Background: Both hyper- and hypoglycemia have been associated with poor outcome in traumatic brain injury (TBI). Neither the risks nor benefit of tight glucose control (goal range, 80-110 mg/dL) have been documented in the TBI population.
Objective: To analyze whether densely collected blood glucose data, using a computerized algorithm, to maintain tight glycemic control will reveal significant differences in blood glucose control between survivors and nonsurvivors in patients with TBI.
Methods: From October 2005 to April 2006, all ventilated, critically ill surgical patients with TBI Abbreviated Injury Scale score of >or=3 were placed on an automated, euglycemia protocol with every 2-hour blood glucose sampling. Mortalities within 24 hours were excluded. The protocol calculates the insulin rate using a linear equation (rate = blood glucose - 60[M]). M is an adapting multiplier and used here as a marker for insulin resistance (IR).

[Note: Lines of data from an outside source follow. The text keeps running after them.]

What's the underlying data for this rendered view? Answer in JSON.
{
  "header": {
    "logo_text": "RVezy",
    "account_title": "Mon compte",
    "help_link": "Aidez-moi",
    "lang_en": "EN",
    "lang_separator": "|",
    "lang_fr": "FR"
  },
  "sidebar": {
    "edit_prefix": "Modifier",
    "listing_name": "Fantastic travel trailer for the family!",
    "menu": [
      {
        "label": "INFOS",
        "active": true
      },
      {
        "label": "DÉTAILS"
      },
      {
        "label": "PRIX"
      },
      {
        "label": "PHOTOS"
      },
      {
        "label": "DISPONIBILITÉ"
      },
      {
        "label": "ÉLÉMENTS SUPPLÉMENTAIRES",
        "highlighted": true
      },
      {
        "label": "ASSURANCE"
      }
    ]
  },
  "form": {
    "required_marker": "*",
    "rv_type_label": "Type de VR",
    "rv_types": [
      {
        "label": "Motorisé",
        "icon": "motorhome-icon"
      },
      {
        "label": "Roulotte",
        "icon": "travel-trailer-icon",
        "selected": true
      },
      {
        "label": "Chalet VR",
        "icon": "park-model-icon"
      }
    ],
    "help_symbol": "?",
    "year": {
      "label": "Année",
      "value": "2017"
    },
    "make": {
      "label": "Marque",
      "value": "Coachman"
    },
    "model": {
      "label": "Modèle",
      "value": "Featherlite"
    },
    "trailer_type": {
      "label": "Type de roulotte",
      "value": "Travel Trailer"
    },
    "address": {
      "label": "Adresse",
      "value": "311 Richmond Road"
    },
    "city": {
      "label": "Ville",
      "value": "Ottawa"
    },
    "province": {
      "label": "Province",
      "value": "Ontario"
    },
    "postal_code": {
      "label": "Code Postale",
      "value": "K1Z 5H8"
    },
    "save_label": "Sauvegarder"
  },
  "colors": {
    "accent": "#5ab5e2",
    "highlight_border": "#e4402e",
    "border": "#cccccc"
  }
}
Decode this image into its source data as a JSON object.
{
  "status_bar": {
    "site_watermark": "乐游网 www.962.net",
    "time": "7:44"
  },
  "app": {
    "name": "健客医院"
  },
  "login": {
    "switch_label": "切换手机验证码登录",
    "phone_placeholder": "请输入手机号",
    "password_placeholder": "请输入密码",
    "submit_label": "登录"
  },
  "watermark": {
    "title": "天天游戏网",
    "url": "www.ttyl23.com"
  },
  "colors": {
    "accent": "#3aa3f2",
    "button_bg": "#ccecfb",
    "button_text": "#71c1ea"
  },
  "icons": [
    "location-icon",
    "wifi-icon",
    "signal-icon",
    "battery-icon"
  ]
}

Results: Of 1,636 trauma intensive care unit admissions 160 patients, (median Injury Severity Score 34, mortality 13.1%) had 10,071 samples collected. Median glucose 115.6 mg/dL, with 41% of values between 80 and 110 mg/dL, 81% between 80 and 150 mg/dL, and 0.3% <40 mg/dL. The median blood glucose was statistically different but not clinically different among the patients who lived and died (114; interquartile range, 109-132 vs. 118; 111-136, p = 0.01). The median insulin dose was a unit per hour higher among the patient who died (4.2; 2.7-5.9 vs. 3.2; 2.4-5.0, p = 0.006). A logistic regression model demonstrated insulin rate (odds ratio 0.736, 95% confidence interval, 0.549-0.985, p = 0.039) to be the only independent predictor of mortality among the measures of blood glucose control.
Conclusion: Nonsurvivors with TBI have significantly higher markers of IR (insulin rate and multiplier). Markers of glucose control (median glucose, hypoglycemic episodes, and the percentage of values in range) did not differ clinically among groups. Despite this stress IR, tight glycemic control appears possible and safe with low levels of hypoglycemic episodes in the TBI population.